With appropriate treatment following an ankle sprain the clinical prognosis of bone edema is usually favorable. The initial treatment algorithm after an ankle sprain can be superior to making the patient non-weightbearing and allowing them to bear weight to reduce joint stiffness. The actual evidence does not show that bone marrow edema after an ankle sprain is a prognostic factor for recovery [3]. Post-traumatic bone marrow edema that presents on MRI with concurrent symptomatic pain to the particular area for more than three months following trauma is a pathological state and a reason for treatment.

a) There is normalization of the bone edema on MRI which is usually seen within 6 to 12 months.

b) There is no evidence that would suggest this kind of lesion needs specific treatment.

c) It is important to note that the presence of a bone bruise should not delay rehabilitation, as one of the positive prognostic indicators is beginning proprioceptive training early.
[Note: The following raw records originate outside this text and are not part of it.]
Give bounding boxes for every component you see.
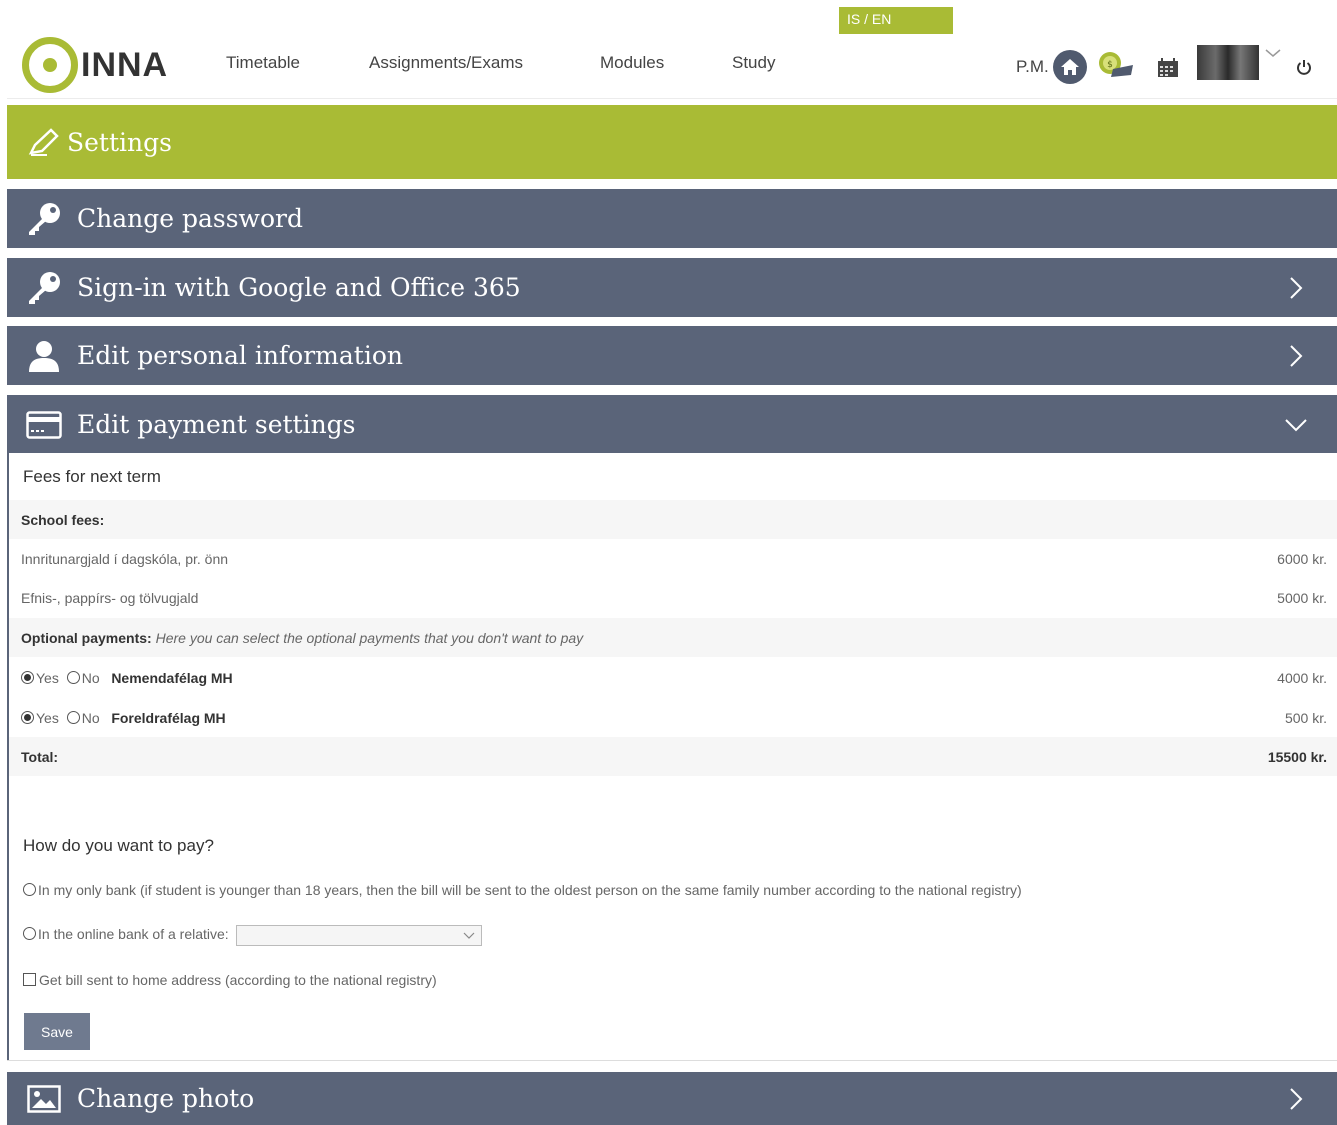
yes-radio[interactable] [21,670,34,684]
panel-title: Sign-in with Google and Office 365 [77,273,521,302]
yes-label: Yes [36,669,59,686]
no-radio[interactable] [66,670,80,684]
nav-study[interactable]: Study [732,53,775,73]
table-row: Innritunargjald í dagskóla, pr. önn 6000… [9,539,1337,578]
page-title: Settings [67,127,172,157]
power-icon[interactable] [1295,58,1313,76]
panel-title: Edit personal information [77,341,403,370]
school-fees-header: School fees: [9,500,1337,539]
coin-icon[interactable]: $ [1097,51,1135,81]
nav-assignments-exams[interactable]: Assignments/Exams [369,53,523,73]
own-bank-label: In my only bank (if student is younger t… [38,882,1022,898]
optional-amount: 4000 kr. [1277,669,1327,686]
logo-ring-icon [22,37,78,93]
top-divider [7,98,1337,99]
panel-title: Change password [77,204,303,233]
optional-label: Optional payments: [21,629,152,646]
relative-bank-label: In the online bank of a relative: [38,926,229,943]
optional-payment-name: Nemendafélag MH [111,669,233,686]
no-label: No [81,669,100,686]
nav-timetable[interactable]: Timetable [226,53,300,73]
total-label: Total: [21,748,59,765]
panel-change-password[interactable]: Change password [7,189,1337,248]
fee-amount: 6000 kr. [1277,550,1327,567]
chevron-right-icon[interactable] [1283,275,1309,301]
panel-title: Change photo [77,1084,255,1113]
user-initials[interactable]: P.M. [1016,57,1049,77]
total-row: Total: 15500 kr. [9,737,1337,776]
fee-amount: 5000 kr. [1277,589,1327,606]
fees-title: Fees for next term [23,467,161,486]
chevron-down-icon[interactable] [1283,412,1309,438]
logo[interactable]: INNA [22,37,168,93]
panel-edit-payment-settings[interactable]: Edit payment settings [7,395,1337,454]
settings-header: Settings [7,105,1337,179]
school-fees-label: School fees: [21,511,105,528]
own-bank-radio[interactable] [23,883,36,896]
user-icon [25,337,63,375]
yes-radio[interactable] [21,710,34,724]
top-navigation: INNA Timetable Assignments/Exams Modules… [0,34,1337,98]
calendar-icon[interactable] [1157,58,1179,78]
language-switch[interactable]: IS / EN [839,7,953,34]
panel-title: Edit payment settings [77,410,356,439]
relative-bank-radio[interactable] [23,927,36,941]
panel-edit-personal-information[interactable]: Edit personal information [7,326,1337,385]
table-row: Yes No Foreldrafélag MH 500 kr. [9,698,1337,737]
chevron-right-icon[interactable] [1283,343,1309,369]
no-radio[interactable] [66,710,80,724]
table-row: Yes No Nemendafélag MH 4000 kr. [9,658,1337,697]
panel-change-photo[interactable]: Change photo [7,1072,1337,1125]
key-icon [25,200,63,238]
pay-option-own-bank[interactable]: In my only bank (if student is younger t… [23,882,1022,898]
relative-select[interactable] [235,925,482,946]
how-to-pay-title: How do you want to pay? [23,836,214,855]
pay-option-home-address[interactable]: Get bill sent to home address (according… [23,972,437,988]
logo-text: INNA [81,45,169,84]
optional-payments-header: Optional payments: Here you can select t… [9,618,1337,657]
pencil-icon [28,128,59,156]
chevron-down-icon [463,932,475,939]
avatar[interactable] [1197,45,1259,80]
nav-modules[interactable]: Modules [600,53,664,73]
fee-label: Efnis-, pappírs- og tölvugjald [21,589,199,606]
yes-label: Yes [36,709,59,726]
fee-label: Innritunargjald í dagskóla, pr. önn [21,550,229,567]
save-button[interactable]: Save [24,1013,90,1050]
credit-card-icon [25,406,63,444]
optional-amount: 500 kr. [1284,709,1327,726]
payment-settings-content: Fees for next term School fees: Innritun… [7,453,1337,1060]
optional-hint: Here you can select the optional payment… [155,629,584,646]
table-row: Efnis-, pappírs- og tölvugjald 5000 kr. [9,578,1337,617]
home-icon[interactable] [1053,50,1087,84]
home-address-label: Get bill sent to home address (according… [39,972,437,988]
bottom-divider [7,1060,1337,1061]
svg-text:$: $ [1107,60,1113,70]
key-icon [25,269,63,307]
no-label: No [81,709,100,726]
home-address-checkbox[interactable] [23,973,36,986]
chevron-down-icon[interactable] [1264,46,1282,60]
optional-payment-name: Foreldrafélag MH [111,709,226,726]
pay-option-relative-bank[interactable]: In the online bank of a relative: [23,925,482,946]
chevron-right-icon[interactable] [1283,1086,1309,1112]
total-amount: 15500 kr. [1267,748,1327,765]
panel-google-office-signin[interactable]: Sign-in with Google and Office 365 [7,258,1337,317]
image-icon [25,1080,63,1118]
It is also imperative to differentiate the bone marrow that has been injured of the subchondral plate. In these cases, one can do what is diagnostic for an OCD lesion and the treatment differs by reinforcing trabecular bone with a scaffold, to give the bone structural integrity to heal and give the cartilage a strong foundation. Being more conscious and analyzing the data we obtain in toto from an MRI study is vastly important and most often neglected. Advanced imaging can help paint a more precise and accurate picture of the root problem only if all aspects of the study are utilized and interpreted by the ordering physician as many times radiological reports are not all inclusive [6,7].

References

  1. Saxena A, Luhadiya A, Ewen B, Goumas C (2011) Magnetic resonance imaging and incidental findings of lateral ankle pathologic features with asymptomatic ankles. J Foot Ankle Surg 50(4): 413-415.
  2. Van Rijin RM, van Os AG, Bernsen RM, Luijsterburg PA, Koes BW, et al. (2008) What is the clinical course of acute ankle sprains? A systematic literature review. Am J Med 121(4): 324-331.
  3. Thompson JY, Byrne C, Williams MA (2017) Prognostic factors for recovery following acute lateral ankle ligament sprain: A systematic review. BMC Musculoskelet Disord 18(1): 421.
  4. Yao I, Lee JK (1988) Occult intraosseous fracture: Detection with MR imaging. Radiology 167(3): 749-751.
  5. Rios AM, Rosenberg ZS, Bencardino JT, Rodrigo SP, Theran SG (2011) Bone marrow edema patterns in the ankle and hindfoot: Distinguishing mri features. Am J Roentgenol 197(4): 720-729.
  6. Labovitz JM, Schweitzer ME (1998) Occult osseous injuries after ankle sprains: Incidence, location, pattern and age. Foot Ankle Int 19(10): 661- 667.
  7. Longo UG, Loppini M, Romeo G, van Dijk CN (2013) Bone bruises associated with acute ankle ligament injury: Do they need treatment? Knee Surg Sports Traumatol Arthrosc 21(6): 1261-1268.